Consider what would fail without tRNA: free amino acids in the cytoplasm lack both the specificity to recognize particular mRNA codons and the structural features to dock into the ribosomal A-site and P-site channels. Aminoacyl-tRNA synthetases provide amino acid specificity, the anticodon provides mRNA readout, and the tRNA backbone provides the geometry necessary for ribosome-mediated peptide bond formation. Without this adaptor molecule, no ordered, template-directed polymerization of amino acids could proceed.

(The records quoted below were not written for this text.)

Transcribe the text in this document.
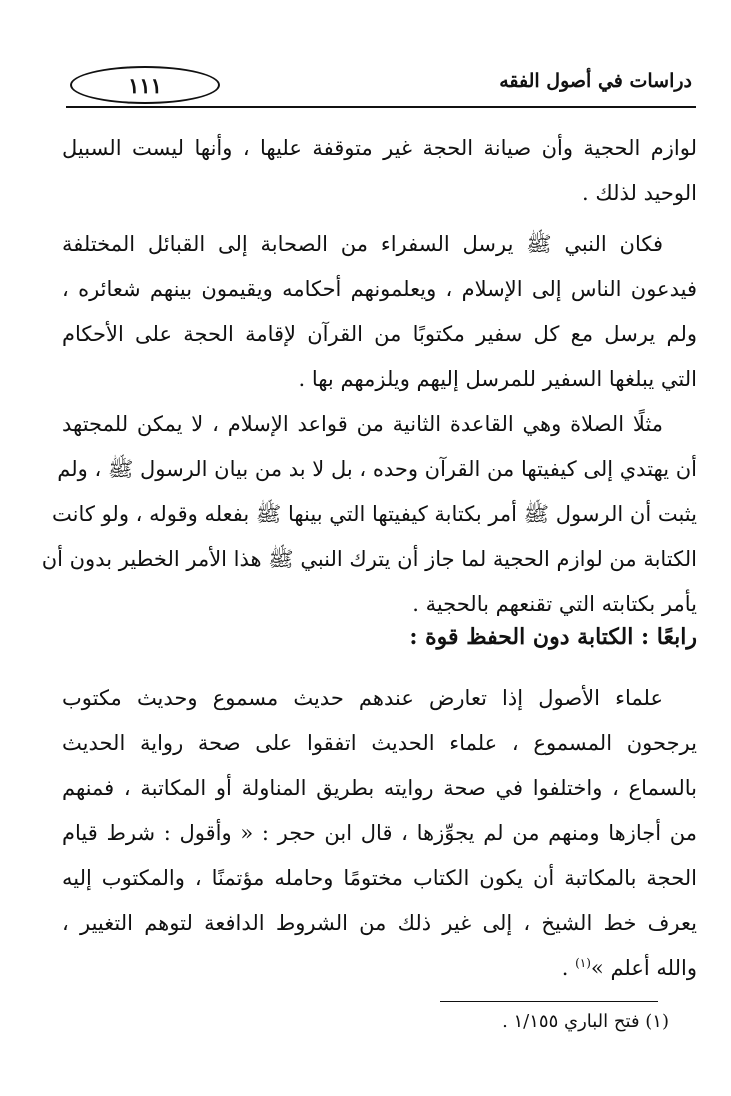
١١١	دراسات في أصول الفقه
لوازم الحجية وأن صيانة الحجة غير متوقفة عليها ، وأنها ليست السبيل
الوحيد لذلك .
فكان النبي ﷺ يرسل السفراء من الصحابة إلى القبائل المختلفة
فيدعون الناس إلى الإسلام ، ويعلمونهم أحكامه ويقيمون بينهم شعائره ،
ولم يرسل مع كل سفير مكتوبًا من القرآن لإقامة الحجة على الأحكام
التي يبلغها السفير للمرسل إليهم ويلزمهم بها .
مثلًا الصلاة وهي القاعدة الثانية من قواعد الإسلام ، لا يمكن للمجتهد
أن يهتدي إلى كيفيتها من القرآن وحده ، بل لا بد من بيان الرسول ﷺ ، ولم
يثبت أن الرسول ﷺ أمر بكتابة كيفيتها التي بينها ﷺ بفعله وقوله ، ولو كانت
الكتابة من لوازم الحجية لما جاز أن يترك النبي ﷺ هذا الأمر الخطير بدون أن
يأمر بكتابته التي تقنعهم بالحجية .
رابعًا : الكتابة دون الحفظ قوة :
علماء الأصول إذا تعارض عندهم حديث مسموع وحديث مكتوب
يرجحون المسموع ، علماء الحديث اتفقوا على صحة رواية الحديث
بالسماع ، واختلفوا في صحة روايته بطريق المناولة أو المكاتبة ، فمنهم
من أجازها ومنهم من لم يجوِّزها ، قال ابن حجر : « وأقول : شرط قيام
الحجة بالمكاتبة أن يكون الكتاب مختومًا وحامله مؤتمنًا ، والمكتوب إليه
يعرف خط الشيخ ، إلى غير ذلك من الشروط الدافعة لتوهم التغيير ،
والله أعلم »$^{(١)}$ .
(١) فتح الباري ١/١٥٥ .
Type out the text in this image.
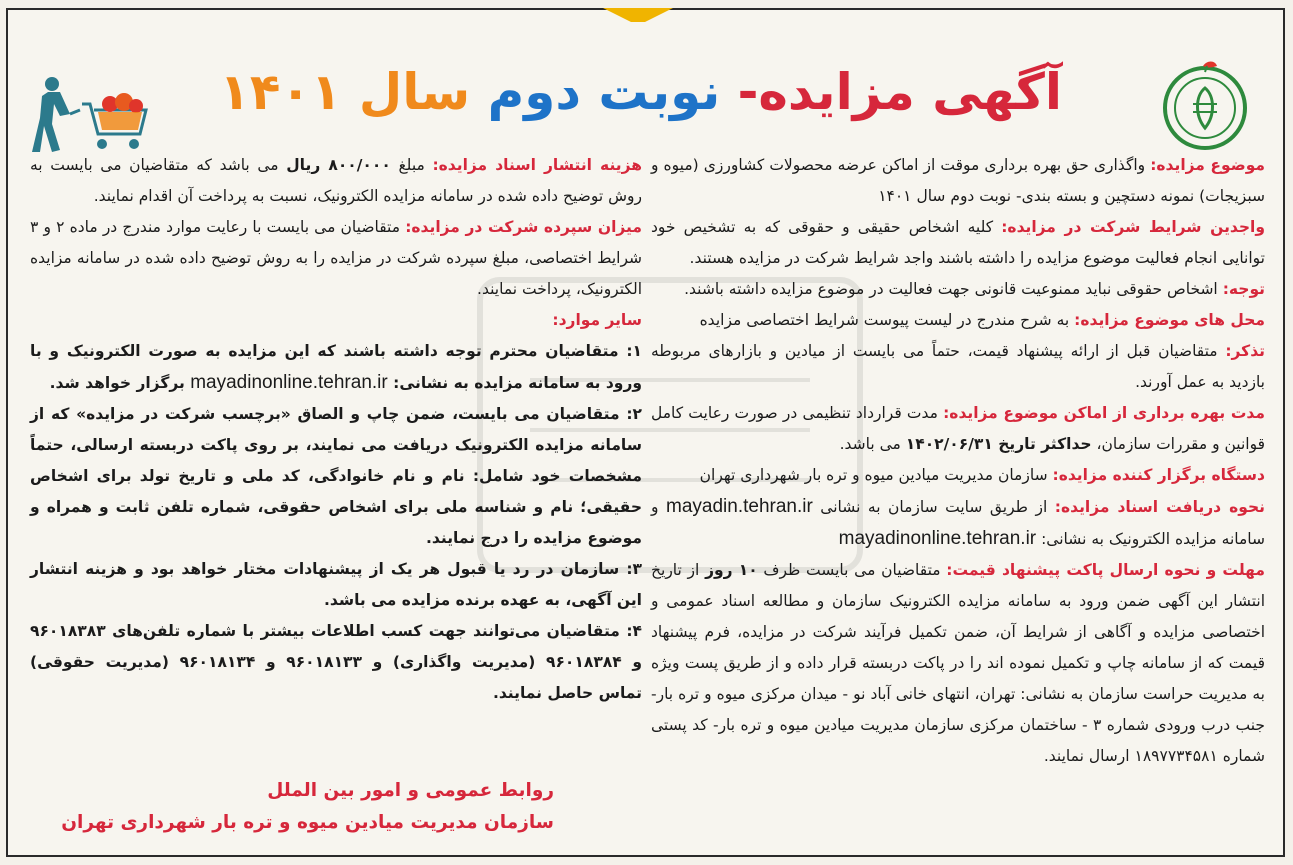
آگهی مزایده- نوبت دوم سال ۱۴۰۱

موضوع مزایده: واگذاری حق بهره برداری موقت از اماکن عرضه محصولات کشاورزی (میوه و سبزیجات) نمونه دستچین و بسته بندی- نوبت دوم سال ۱۴۰۱

واجدین شرایط شرکت در مزایده: کلیه اشخاص حقیقی و حقوقی که به تشخیص خود توانایی انجام فعالیت موضوع مزایده را داشته باشند واجد شرایط شرکت در مزایده هستند.

توجه: اشخاص حقوقی نباید ممنوعیت قانونی جهت فعالیت در موضوع مزایده داشته باشند.

محل های موضوع مزایده: به شرح مندرج در لیست پیوست شرایط اختصاصی مزایده

تذکر: متقاضیان قبل از ارائه پیشنهاد قیمت، حتماً می بایست از میادین و بازارهای مربوطه بازدید به عمل آورند.

مدت بهره برداری از اماکن موضوع مزایده: مدت قرارداد تنظیمی در صورت رعایت کامل قوانین و مقررات سازمان، حداکثر تاریخ ۱۴۰۲/۰۶/۳۱ می باشد.

دستگاه برگزار کننده مزایده: سازمان مدیریت میادین میوه و تره بار شهرداری تهران

نحوه دریافت اسناد مزایده: از طریق سایت سازمان به نشانی mayadin.tehran.ir و سامانه مزایده الکترونیک به نشانی: mayadinonline.tehran.ir

مهلت و نحوه ارسال پاکت پیشنهاد قیمت: متقاضیان می بایست ظرف ۱۰ روز از تاریخ انتشار این آگهی ضمن ورود به سامانه مزایده الکترونیک سازمان و مطالعه اسناد عمومی و اختصاصی مزایده و آگاهی از شرایط آن، ضمن تکمیل فرآیند شرکت در مزایده، فرم پیشنهاد قیمت که از سامانه چاپ و تکمیل نموده اند را در پاکت دربسته قرار داده و از طریق پست ویژه به مدیریت حراست سازمان به نشانی: تهران، انتهای خانی آباد نو - میدان مرکزی میوه و تره بار- جنب درب ورودی شماره ۳ - ساختمان مرکزی سازمان مدیریت میادین میوه و تره بار- کد پستی شماره ۱۸۹۷۷۳۴۵۸۱ ارسال نمایند.

هزینه انتشار اسناد مزایده: مبلغ ۸۰۰/۰۰۰ ریال می باشد که متقاضیان می بایست به روش توضیح داده شده در سامانه مزایده الکترونیک، نسبت به پرداخت آن اقدام نمایند.

میزان سپرده شرکت در مزایده: متقاضیان می بایست با رعایت موارد مندرج در ماده ۲ و ۳ شرایط اختصاصی، مبلغ سپرده شرکت در مزایده را به روش توضیح داده شده در سامانه مزایده الکترونیک، پرداخت نمایند.

سایر موارد:

۱: متقاضیان محترم توجه داشته باشند که این مزایده به صورت الکترونیک و با ورود به سامانه مزایده به نشانی: mayadinonline.tehran.ir برگزار خواهد شد.

۲: متقاضیان می بایست، ضمن چاپ و الصاق «برچسب شرکت در مزایده» که از سامانه مزایده الکترونیک دریافت می نمایند، بر روی پاکت دربسته ارسالی، حتماً مشخصات خود شامل: نام و نام خانوادگی، کد ملی و تاریخ تولد برای اشخاص حقیقی؛ نام و شناسه ملی برای اشخاص حقوقی، شماره تلفن ثابت و همراه و موضوع مزایده را درج نمایند.

۳: سازمان در رد یا قبول هر یک از پیشنهادات مختار خواهد بود و هزینه انتشار این آگهی، به عهده برنده مزایده می باشد.

۴: متقاضیان می‌توانند جهت کسب اطلاعات بیشتر با شماره تلفن‌های ۹۶۰۱۸۳۸۳ و ۹۶۰۱۸۳۸۴ (مدیریت واگذاری) و ۹۶۰۱۸۱۳۳ و ۹۶۰۱۸۱۳۴ (مدیریت حقوقی) تماس حاصل نمایند.

روابط عمومی و امور بین الملل
سازمان مدیریت میادین میوه و تره بار شهرداری تهران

PILLAR 3 — DISTRACTOR ANALYSIS

Option A states that tRNA synthesizes amino acids. This reverses the actual relationship: tRNA receives an already-synthesized amino acid from an aminoacyl-tRNA synthetase. Amino acid biosynthesis occurs through dedicated metabolic pathways involving entirely different enzymes—glutamine synthetase in nitrogen metabolism, for example, or chorismate-based pathways for aromatic amino acids. Students who select A conflate the concept of 'synthesis' in translation (protein synthesis) with the separate biochemical synthesis of amino acid building blocks themselves.

Option B claims tRNA translates RNA into protein. While this statement sounds plausible at first glance, it describes the overall process of translation rather than the specific molecular role of tRNA. Translation requires the coordinated action of mRNA, ribosomal RNA and proteins, initiation/elongation/termination factors, GTP, and aminoacyl-tRNAs. Attributing the entire translational output to tRNA alone overstates its individual contribution and ignores the ribosome's catalytic peptidyl transferase center and the mRNA template. Students selecting B fail to distinguish a single molecular actor's function from the collective mechanism.

Option D asserts that tRNA repairs damaged DNA. DNA repair involves entirely different molecular machinery: nucleotide excision repair relies on the UvrABC complex in prokaryotes or XPA-XPF-ERCC1 in eukaryotes; base excision repair deploys DNA glycosylases and AP endonucleases; mismatch repair uses MutS, MutL, and MutH homologs. tRNA operates exclusively in the cytoplasmic translation apparatus and has no recognized role in any DNA damage response pathway. Students who select D are likely guessing due to unfamiliarity with central dogma molecular components, conflating nucleic acid-associated molecules into a single undifferentiated category.